The Placental Immunomodulatory Cytokine Regeneration and Tolerance Factor is also Expressed by Both Human Cycling and Early Pregnant Endometrium
Article first published online: 16 SEP 2004
American Journal of Reproductive Immunology
Volume 52, Issue 3, pages 224–231, September 2004
How to Cite
Lattuada, D., Mangioni, S., Viganò, P., Ntrivalas, E. I., Rossi, M., Palotti, F., Carinelli, S., Beaman, K. D. and Di Blasio, A. M. (2004), The Placental Immunomodulatory Cytokine Regeneration and Tolerance Factor is also Expressed by Both Human Cycling and Early Pregnant Endometrium. American Journal of Reproductive Immunology, 52: 224–231. doi: 10.1111/j.1600-0897.2004.00210.x
- Issue published online: 16 SEP 2004
- Article first published online: 16 SEP 2004
- Submitted May 3, 2004; revised June 1, 2004; accepted June 2, 2004.

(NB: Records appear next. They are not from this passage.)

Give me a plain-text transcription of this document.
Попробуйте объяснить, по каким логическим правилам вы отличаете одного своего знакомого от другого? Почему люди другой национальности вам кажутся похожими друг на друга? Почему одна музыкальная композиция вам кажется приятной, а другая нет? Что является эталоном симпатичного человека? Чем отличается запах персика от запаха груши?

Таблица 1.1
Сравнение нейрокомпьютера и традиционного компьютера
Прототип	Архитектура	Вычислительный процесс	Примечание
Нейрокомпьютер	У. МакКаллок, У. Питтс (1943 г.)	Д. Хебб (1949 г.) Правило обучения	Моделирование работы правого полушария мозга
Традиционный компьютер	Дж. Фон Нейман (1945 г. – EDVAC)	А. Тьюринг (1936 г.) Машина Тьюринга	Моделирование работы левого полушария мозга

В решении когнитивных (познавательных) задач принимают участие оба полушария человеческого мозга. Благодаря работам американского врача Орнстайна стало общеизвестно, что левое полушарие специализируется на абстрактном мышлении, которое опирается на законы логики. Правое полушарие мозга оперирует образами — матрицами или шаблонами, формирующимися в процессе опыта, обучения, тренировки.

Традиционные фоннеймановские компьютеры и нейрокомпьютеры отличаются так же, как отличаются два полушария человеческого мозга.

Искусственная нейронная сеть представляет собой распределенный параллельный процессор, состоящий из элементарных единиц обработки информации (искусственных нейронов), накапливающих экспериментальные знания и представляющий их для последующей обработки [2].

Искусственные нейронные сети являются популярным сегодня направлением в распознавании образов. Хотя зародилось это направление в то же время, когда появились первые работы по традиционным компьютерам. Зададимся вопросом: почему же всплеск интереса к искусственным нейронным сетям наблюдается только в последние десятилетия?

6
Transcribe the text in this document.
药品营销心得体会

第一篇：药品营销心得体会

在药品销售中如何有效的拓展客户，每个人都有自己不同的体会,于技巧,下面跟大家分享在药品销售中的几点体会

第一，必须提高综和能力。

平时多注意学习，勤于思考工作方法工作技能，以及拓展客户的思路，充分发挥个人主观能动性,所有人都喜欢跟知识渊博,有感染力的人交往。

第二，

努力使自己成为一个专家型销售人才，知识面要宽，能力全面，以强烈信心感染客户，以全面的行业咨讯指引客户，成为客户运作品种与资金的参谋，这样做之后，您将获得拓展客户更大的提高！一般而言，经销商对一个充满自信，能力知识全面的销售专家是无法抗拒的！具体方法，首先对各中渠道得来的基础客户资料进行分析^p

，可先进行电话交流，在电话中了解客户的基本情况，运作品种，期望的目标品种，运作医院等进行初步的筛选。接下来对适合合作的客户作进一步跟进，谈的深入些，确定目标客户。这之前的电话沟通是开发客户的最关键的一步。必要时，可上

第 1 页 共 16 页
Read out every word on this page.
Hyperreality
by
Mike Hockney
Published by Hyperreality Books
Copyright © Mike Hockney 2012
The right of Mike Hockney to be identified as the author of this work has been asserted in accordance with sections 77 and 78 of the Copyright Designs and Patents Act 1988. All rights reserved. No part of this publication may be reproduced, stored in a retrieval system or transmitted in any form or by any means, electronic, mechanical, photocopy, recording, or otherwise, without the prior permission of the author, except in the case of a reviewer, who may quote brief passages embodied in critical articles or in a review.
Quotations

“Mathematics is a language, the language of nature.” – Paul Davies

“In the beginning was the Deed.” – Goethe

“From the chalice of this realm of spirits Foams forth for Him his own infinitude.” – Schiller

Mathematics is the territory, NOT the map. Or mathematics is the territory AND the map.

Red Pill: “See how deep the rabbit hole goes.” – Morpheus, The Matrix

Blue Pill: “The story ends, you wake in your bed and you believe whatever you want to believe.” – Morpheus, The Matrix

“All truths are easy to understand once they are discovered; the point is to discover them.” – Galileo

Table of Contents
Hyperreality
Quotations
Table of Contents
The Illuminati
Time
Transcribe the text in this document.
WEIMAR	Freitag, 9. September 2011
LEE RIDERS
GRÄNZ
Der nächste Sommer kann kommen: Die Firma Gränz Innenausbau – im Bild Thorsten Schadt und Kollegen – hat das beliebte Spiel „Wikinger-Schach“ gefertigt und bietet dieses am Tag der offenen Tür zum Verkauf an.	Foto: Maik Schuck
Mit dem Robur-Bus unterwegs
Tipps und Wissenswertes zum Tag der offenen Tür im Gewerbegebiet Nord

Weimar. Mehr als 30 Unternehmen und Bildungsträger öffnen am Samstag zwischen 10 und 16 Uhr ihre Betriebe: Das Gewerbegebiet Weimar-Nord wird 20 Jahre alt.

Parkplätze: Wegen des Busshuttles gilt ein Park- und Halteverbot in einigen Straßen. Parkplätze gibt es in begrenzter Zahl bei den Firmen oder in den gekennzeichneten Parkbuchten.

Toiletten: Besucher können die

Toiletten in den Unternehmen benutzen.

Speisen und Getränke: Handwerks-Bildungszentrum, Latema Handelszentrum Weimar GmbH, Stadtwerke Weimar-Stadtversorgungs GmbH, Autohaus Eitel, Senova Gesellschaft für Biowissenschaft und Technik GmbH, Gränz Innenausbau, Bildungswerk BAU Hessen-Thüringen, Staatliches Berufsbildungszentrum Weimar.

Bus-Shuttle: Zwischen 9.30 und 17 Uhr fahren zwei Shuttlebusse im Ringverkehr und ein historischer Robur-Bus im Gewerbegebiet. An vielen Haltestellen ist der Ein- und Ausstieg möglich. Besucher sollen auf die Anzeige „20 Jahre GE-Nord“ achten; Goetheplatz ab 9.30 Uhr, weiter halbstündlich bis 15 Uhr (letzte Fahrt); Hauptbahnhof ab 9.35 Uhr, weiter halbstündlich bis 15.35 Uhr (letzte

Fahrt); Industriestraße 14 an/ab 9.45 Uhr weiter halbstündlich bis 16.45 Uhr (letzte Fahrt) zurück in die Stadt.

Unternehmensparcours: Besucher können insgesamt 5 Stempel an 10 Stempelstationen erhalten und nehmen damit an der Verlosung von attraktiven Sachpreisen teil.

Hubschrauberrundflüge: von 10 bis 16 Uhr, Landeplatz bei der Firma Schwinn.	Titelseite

- regeneration and tolerance factor;
- reproductive immunology
Problem: Regeneration and tolerance factor (RTF) has been recently suggested to contribute to the control of fetal-ablating immunity at the maternal–fetal interface through the induction of T helper 2 (Th2)-dominated response. The protein consists of a membrane-associated domain and an extracellular portion which is proteolitically cleaved to yield a soluble peptide. In humans, it has been shown to be expressed by invading cytotrophoblasts and decidual lymphoid cells, to be increased on peripheral blood B lymphocytes during a normal gestation and on circulating natural killer cells during unsuccessful pregnancies. However, the expression of RTF in other cell types and, specifically, in non-hematopoietic maternal cells of the human uterus has not been characterized in detail. Thus, we have specifically studied the expression and modulation of the cytokine in human endometrium obtained in different phases of the cycle and in early pregnancy.
Methods: The 20 kDa extracellular domain of RTF has been localized by immunohistochemical method and Western blot analysis. Levels of RTF messenger RNA (mRNA) in basal and stimulated conditions have been evaluated by semiquantitative reverse transcription-polymerase chain reaction.
Results: The extracellular domain of RTF could be detected in both the glandular epithelium and stroma with diffuse distribution in both cycling endometrium and first trimester decidua. Both cycling and pregnant endometrium expressed the gene for RTF but mRNA levels resulted significantly increased in secretory phase-endometrial stromal cells when compared to proliferative phase samples. Inflammatory cytokines, interleukin-1β and tumour necrosis factor α were able to directly increase endometrial RTF mRNA expression.
Conclusion: These results indicate that RTF is constitutively expressed at endometrial and decidual level and its up-regulation during the secretory phase of the cycle may be relevant in mediating some immune-related aspects of uterine physiology.